SUMATERA UTARA — Jakarta — Odekta Elvina Naibaho tidak memburu catatan waktu pribadi saat tampil di Merdeka Run 2026. Lomba yang digelar Kemenpora tersebut ia fungsikan sebagai laboratorium untuk mengecek perkembangan fisik jelang pesta olahraga terbesar se-Asia itu.
"Secara waktu mungkin saya harus berlari serius saja karena mungkin target saya bukan di sini, tapi Asian Games. Ini sebagai latihan untuk besok," kata Odekta di Jakarta, Jumat (28/8).
Bagi peraih medali emas maraton SEA Games 2021 ini, Merdeka Run adalah peta evaluasi. Ia ingin mengetahui sejauh mana peningkatan kecepatannya di rentang jarak pendek hingga menengah, sebelum akhirnya fokus penuh ke nomor maraton pada Asian Games 2026.
"Ini bagian dari ujicoba untuk mengukur berapa jauh kemampuan, misalnya jangka pendeknya sudah bisa belum? Delapan kilo misalnya berapa nih? Sepuluh kilo udah berapa?" ujarnya.
Menariknya, pelari berusia 34 tahun itu menilai event seperti Merdeka Run bukanlah ujian berat. Intensitasnya bahkan masih di bawah porsi latihan rutin yang ia jalani setiap hari. Karena itu, ia tak mau memaksakan diri tampil habis-habisan.
"Event-event seperti ini adalah bagian dari latihan kami sebenarnya. Malah lebih berat daripada latihan saya besok," tutur Odekta.
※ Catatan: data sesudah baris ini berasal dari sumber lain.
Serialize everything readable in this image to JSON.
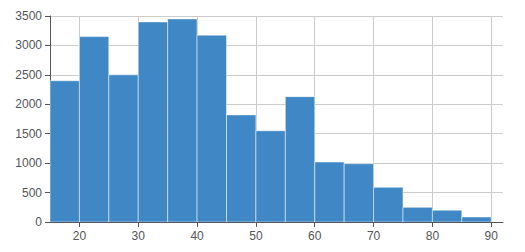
{
  "chart_data": {
    "type": "histogram",
    "bins": [
      15,
      20,
      25,
      30,
      35,
      40,
      45,
      50,
      55,
      60,
      65,
      70,
      75,
      80,
      85,
      90
    ],
    "values": [
      2400,
      3150,
      2500,
      3400,
      3450,
      3175,
      1820,
      1550,
      2130,
      1020,
      990,
      590,
      250,
      200,
      85
    ],
    "color": "#3f88c5",
    "xlim": [
      15,
      92
    ],
    "ylim": [
      0,
      3500
    ],
    "xticks": [
      20,
      30,
      40,
      50,
      60,
      70,
      80,
      90
    ],
    "yticks": [
      0,
      500,
      1000,
      1500,
      2000,
      2500,
      3000,
      3500
    ],
    "grid": true
  }
}
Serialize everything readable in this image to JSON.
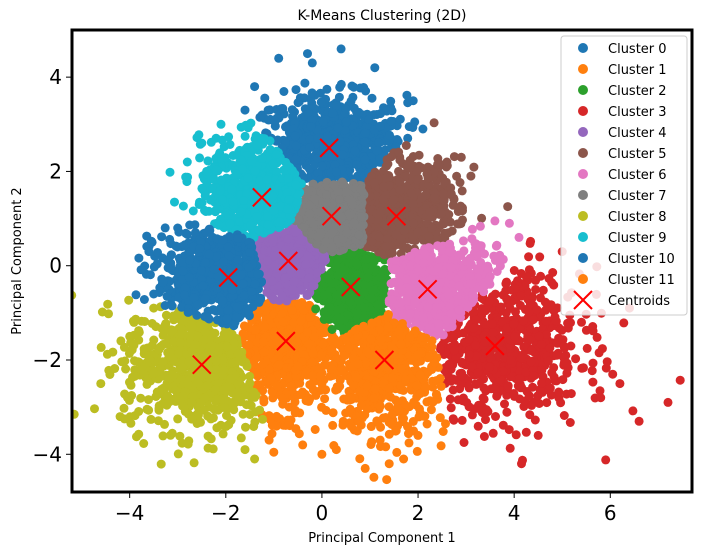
{
  "chart_data": {
    "type": "scatter",
    "title": "K-Means Clustering (2D)",
    "xlabel": "Principal Component 1",
    "ylabel": "Principal Component 2",
    "xlim": [
      -5.2,
      7.7
    ],
    "ylim": [
      -4.8,
      5.0
    ],
    "x_ticks": [
      -4,
      -2,
      0,
      2,
      4,
      6
    ],
    "y_ticks": [
      -4,
      -2,
      0,
      2,
      4
    ],
    "grid": false,
    "legend_position": "top-right",
    "series": [
      {
        "name": "Cluster 0",
        "color": "#1f77b4",
        "centroid": [
          0.15,
          2.5
        ],
        "spread": [
          0.8,
          0.55
        ],
        "outliers": [
          [
            -1.4,
            3.8
          ],
          [
            -0.9,
            4.4
          ],
          [
            0.4,
            4.6
          ],
          [
            1.1,
            4.2
          ],
          [
            -1.6,
            3.3
          ],
          [
            1.9,
            3.5
          ],
          [
            2.1,
            2.9
          ],
          [
            -0.3,
            4.5
          ]
        ]
      },
      {
        "name": "Cluster 1",
        "color": "#ff7f0e",
        "centroid": [
          -0.75,
          -1.6
        ],
        "spread": [
          0.55,
          0.75
        ],
        "outliers": [
          [
            -0.4,
            -3.8
          ],
          [
            0.3,
            -3.9
          ],
          [
            -1.1,
            -3.7
          ],
          [
            0.0,
            -4.0
          ]
        ]
      },
      {
        "name": "Cluster 2",
        "color": "#2ca02c",
        "centroid": [
          0.6,
          -0.45
        ],
        "spread": [
          0.4,
          0.5
        ],
        "outliers": []
      },
      {
        "name": "Cluster 3",
        "color": "#d62728",
        "centroid": [
          3.6,
          -1.7
        ],
        "spread": [
          0.9,
          0.8
        ],
        "outliers": [
          [
            5.4,
            -1.2
          ],
          [
            5.8,
            -2.8
          ],
          [
            6.2,
            -2.5
          ],
          [
            6.6,
            -3.3
          ],
          [
            7.2,
            -2.9
          ],
          [
            6.4,
            -0.9
          ],
          [
            5.0,
            0.3
          ],
          [
            4.5,
            -3.6
          ]
        ]
      },
      {
        "name": "Cluster 4",
        "color": "#9467bd",
        "centroid": [
          -0.7,
          0.1
        ],
        "spread": [
          0.4,
          0.4
        ],
        "outliers": []
      },
      {
        "name": "Cluster 5",
        "color": "#8c564b",
        "centroid": [
          1.55,
          1.05
        ],
        "spread": [
          0.65,
          0.6
        ],
        "outliers": [
          [
            2.6,
            2.2
          ],
          [
            3.1,
            1.9
          ],
          [
            2.9,
            2.3
          ]
        ]
      },
      {
        "name": "Cluster 6",
        "color": "#e377c2",
        "centroid": [
          2.2,
          -0.5
        ],
        "spread": [
          0.75,
          0.55
        ],
        "outliers": [
          [
            3.9,
            0.9
          ],
          [
            4.1,
            0.6
          ],
          [
            3.6,
            0.95
          ]
        ]
      },
      {
        "name": "Cluster 7",
        "color": "#7f7f7f",
        "centroid": [
          0.2,
          1.05
        ],
        "spread": [
          0.45,
          0.45
        ],
        "outliers": []
      },
      {
        "name": "Cluster 8",
        "color": "#bcbd22",
        "centroid": [
          -2.5,
          -2.1
        ],
        "spread": [
          0.8,
          0.7
        ],
        "outliers": [
          [
            -4.6,
            -2.5
          ],
          [
            -4.2,
            -3.2
          ],
          [
            -4.0,
            -1.5
          ],
          [
            -3.5,
            -0.9
          ],
          [
            -1.4,
            -4.1
          ],
          [
            -1.6,
            -3.9
          ]
        ]
      },
      {
        "name": "Cluster 9",
        "color": "#17becf",
        "centroid": [
          -1.25,
          1.45
        ],
        "spread": [
          0.65,
          0.6
        ],
        "outliers": [
          [
            -2.8,
            2.2
          ],
          [
            -2.5,
            2.6
          ],
          [
            -2.1,
            3.0
          ],
          [
            -2.4,
            2.0
          ]
        ]
      },
      {
        "name": "Cluster 10",
        "color": "#1f77b4",
        "centroid": [
          -1.95,
          -0.25
        ],
        "spread": [
          0.75,
          0.55
        ],
        "outliers": [
          [
            -3.6,
            0.3
          ],
          [
            -3.5,
            -0.6
          ],
          [
            -3.0,
            0.8
          ]
        ]
      },
      {
        "name": "Cluster 11",
        "color": "#ff7f0e",
        "centroid": [
          1.3,
          -2.0
        ],
        "spread": [
          0.65,
          0.75
        ],
        "outliers": [
          [
            0.9,
            -4.3
          ],
          [
            1.4,
            -4.2
          ],
          [
            2.0,
            -3.6
          ],
          [
            1.7,
            -4.1
          ]
        ]
      }
    ],
    "centroids": {
      "name": "Centroids",
      "color": "#ff0000",
      "marker": "x",
      "points": [
        [
          0.15,
          2.5
        ],
        [
          -0.75,
          -1.6
        ],
        [
          0.6,
          -0.45
        ],
        [
          3.6,
          -1.7
        ],
        [
          -0.7,
          0.1
        ],
        [
          1.55,
          1.05
        ],
        [
          2.2,
          -0.5
        ],
        [
          0.2,
          1.05
        ],
        [
          -2.5,
          -2.1
        ],
        [
          -1.25,
          1.45
        ],
        [
          -1.95,
          -0.25
        ],
        [
          1.3,
          -2.0
        ]
      ]
    }
  }
}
Untuk Asian Games 2026, Odekta memilih memusatkan seluruh energinya pada satu nomor, yaitu maraton. Keputusan ini diambil karena persaingan di nomor tersebut sangat ketat, dengan Jepang dan China dipastikan menjadi lawan terkuat.
Meski sadar tantangan di depan mata sangat berat, Odekta berjanji tidak akan menyerah sebelum bertanding. Ia berkomitmen memberikan penampilan maksimal untuk mengharumkan nama Indonesia di kancah Asia.
"Apapun yang terjadi di Asian Games, pasti saya memberikannya yang terbaik untuk Indonesia," kata Odekta.